An additional issue with the framing is that I think you could do all the best of the clever things that Guth does without it – the emphasis on doubling, the playing around with the meaning of shadow and so on. You just don't need that extra layer – and in fact that layer kept taking away from the many powerful things within the story proper precisely because I was nagged at by the question of whether any of it was really happening. Finally, there are smaller presentational and movement issues which further let things down. There is, for me, no excuse for the fact that periodically during Acts One and Two the Empress, the woman whose lack of a shadow is the centre of the drama, is casting one onto the walls. No doubt it will be argued that this is just another figment of her dream, but it just isn't good enough – it is too much in visible contradiction to the text. I also found the various animals, who do appear, mostly confusing and distracting. No doubt, again, it is all supposed to be bringing out the Empress's inability to slough off her spiritual element and become fully human, but it didn't sufficiently work for me. The children in Act Three were particularly unfortunate – fussing about just when the music is becoming transcendant. The end of Act Two is also a problem – it ought to have a cataclysmic feeling to it and the visual impression wasn't sufficient – this was also a rare place where Guth's management of people seemed to let him down. All of this is a pity because there are some marvellous moments of interaction between the characters – the Empress's ongoing efforts to draw the two humans together were beautifully done.

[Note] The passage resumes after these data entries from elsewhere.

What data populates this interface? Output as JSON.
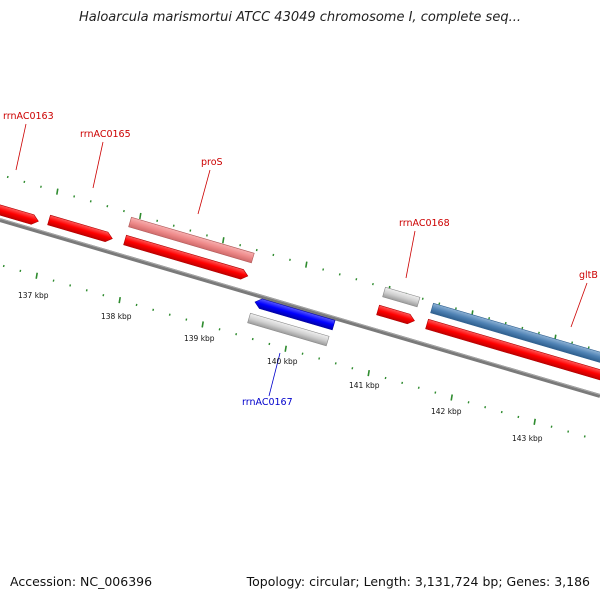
{
  "title": "Haloarcula marismortui ATCC 43049 chromosome I, complete seq...",
  "footer": {
    "accession": "Accession: NC_006396",
    "info": "Topology: circular; Length: 3,131,724 bp; Genes: 3,186"
  },
  "colors": {
    "backbone": "#7a7a7a",
    "tick": "#2e8b2e",
    "label_red": "#cc0000",
    "label_blue": "#0000cc"
  },
  "map": {
    "scale_ticks": [
      {
        "label": "137 kbp"
      },
      {
        "label": "138 kbp"
      },
      {
        "label": "139 kbp"
      },
      {
        "label": "140 kbp"
      },
      {
        "label": "141 kbp"
      },
      {
        "label": "142 kbp"
      },
      {
        "label": "143 kbp"
      }
    ],
    "genes": [
      {
        "label": "rrnAC0163",
        "label_color": "red",
        "color": "red"
      },
      {
        "label": "rrnAC0165",
        "label_color": "red",
        "color": "red"
      },
      {
        "label": "proS",
        "label_color": "red",
        "color": "pink"
      },
      {
        "label": "rrnAC0168",
        "label_color": "red",
        "color": "gray"
      },
      {
        "label": "gltB",
        "label_color": "red",
        "color": "steelblue"
      },
      {
        "label": "rrnAC0167",
        "label_color": "blue",
        "color": "blue"
      }
    ]
  }
}
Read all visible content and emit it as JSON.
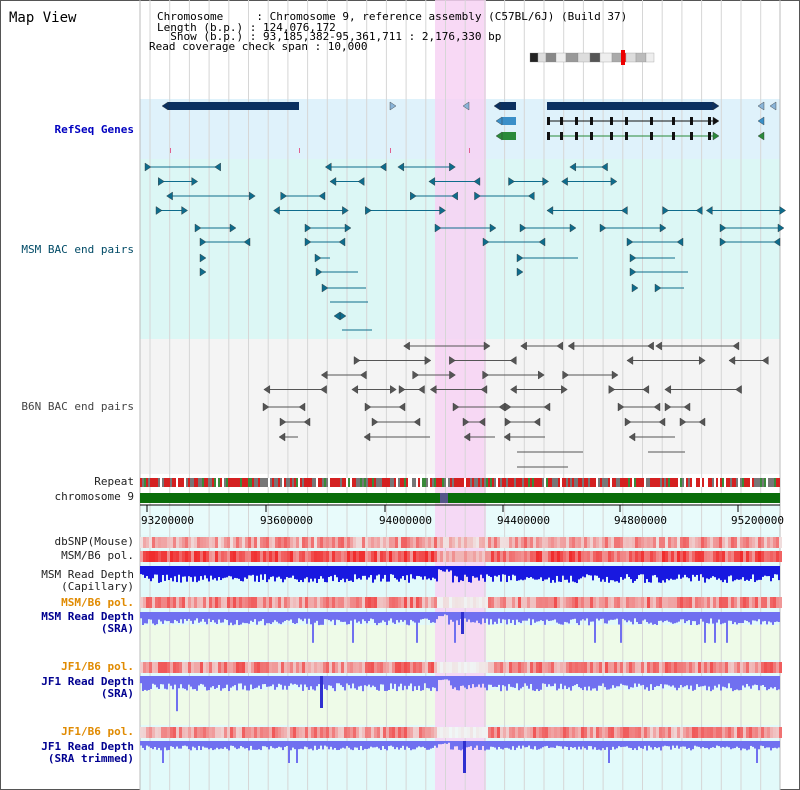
{
  "header": {
    "view_title": "Map View",
    "info_lines": [
      "Chromosome     : Chromosome 9, reference assembly (C57BL/6J) (Build 37)",
      "Length (b.p.) : 124,076,172",
      "  Show (b.p.) : 93,185,382-95,361,711 : 2,176,330 bp",
      "Read coverage check span : 10,000"
    ]
  },
  "tracks": {
    "refseq": "RefSeq Genes",
    "msm_bac": "MSM BAC end pairs",
    "b6n_bac": "B6N BAC end pairs",
    "repeat": "Repeat",
    "chromosome": "chromosome 9",
    "dbsnp": "dbSNP(Mouse)",
    "msm_b6_pol": "MSM/B6 pol.",
    "msm_rd_cap_1": "MSM Read Depth",
    "msm_rd_cap_2": "(Capillary)",
    "msm_b6_pol_sra": "MSM/B6 pol.",
    "msm_rd_sra_1": "MSM Read Depth",
    "msm_rd_sra_2": "(SRA)",
    "jf1_b6_pol": "JF1/B6 pol.",
    "jf1_rd_sra_1": "JF1 Read Depth",
    "jf1_rd_sra_2": "(SRA)",
    "jf1_b6_pol_trim": "JF1/B6 pol.",
    "jf1_rd_trim_1": "JF1 Read Depth",
    "jf1_rd_trim_2": "(SRA trimmed)"
  },
  "axis_ticks": [
    "93200000",
    "93600000",
    "94000000",
    "94400000",
    "94800000",
    "95200000"
  ],
  "colors": {
    "refseq_bg": "#dff2fb",
    "msm_bg": "#dcf7f5",
    "b6n_bg": "#f4f4f4",
    "highlight": "#f7d2f3",
    "gene_dark": "#0b3060",
    "gene_blue": "#3a8fc8",
    "gene_green": "#2a8a3a",
    "msm_bac": "#0e6c8c",
    "b6n_bac": "#555555",
    "chrom_green": "#0a6d0a",
    "depth_dark": "#1818e0",
    "depth_light": "#7070f0"
  }
}
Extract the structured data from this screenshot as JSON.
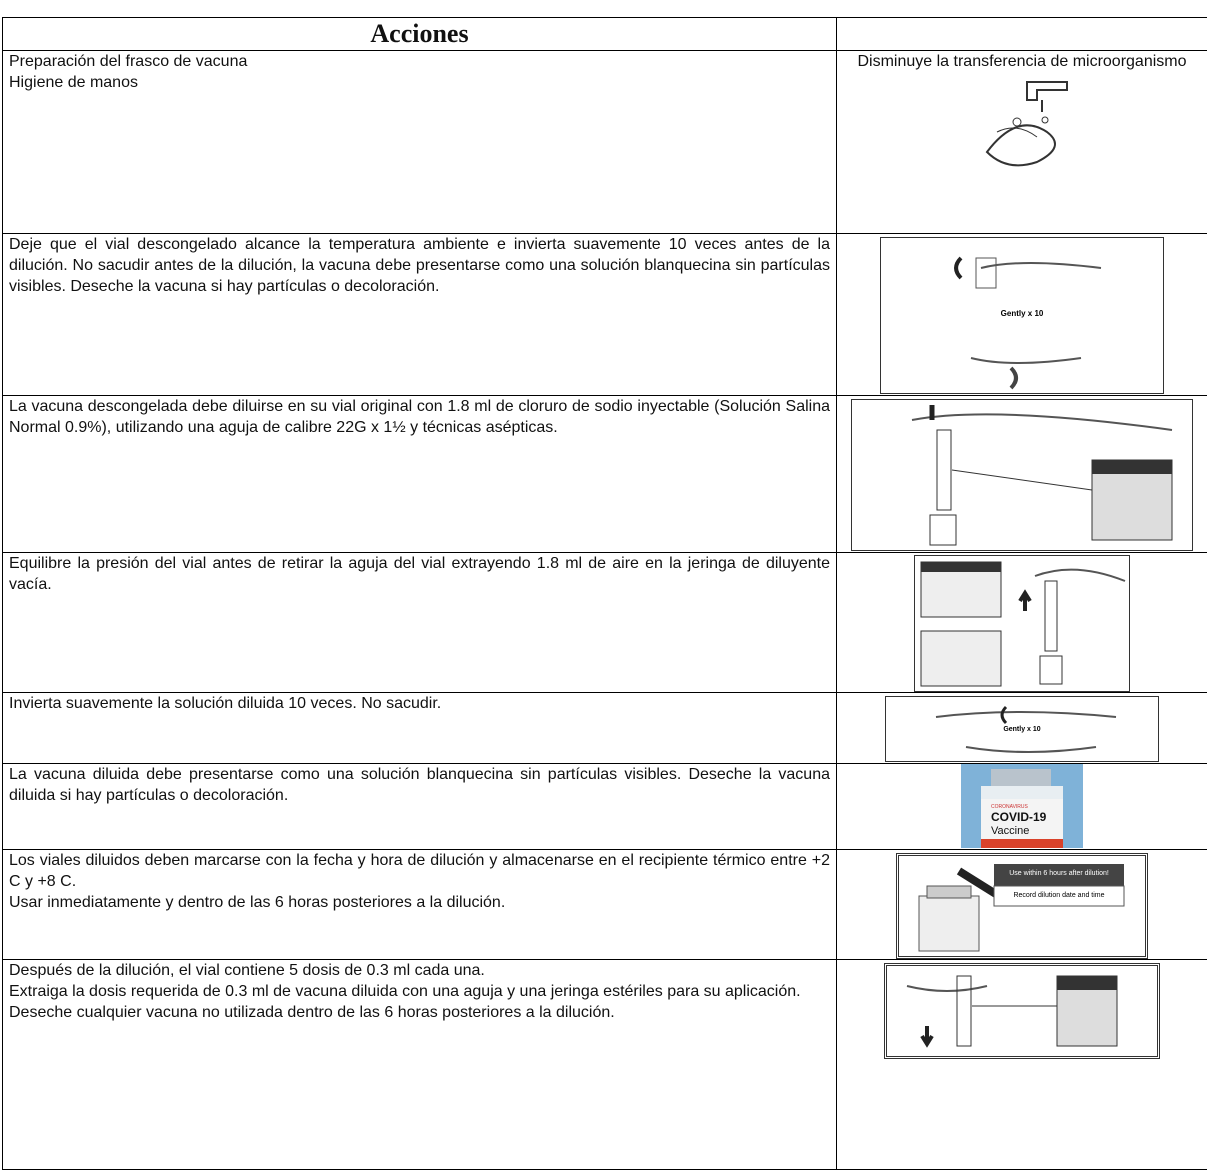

Musically, this is an outstanding evening. Production wise I don't question that Guth is a very clever man, but it is a triumph of head over heart. It seems to me that he views the fairy tale nature of the story as a problem, whereas I would argue that if you embrace that aspect (as Jonathan Kent did), if you accept magic, transformations and spirits as key dimensions to these struggles the piece is actually much less problematic than people persist in thinking. These things happen in fairy tales, and fairy tales can be very dark and powerful without discarding them (see Sondheim's Into the Woods and the childless Baker and His Wife – not usually regarded as a problem piece). One performance remains, musically it is definitely worth picking up a return. I just wish I could have had these musicians, and Jonathan Kent's production.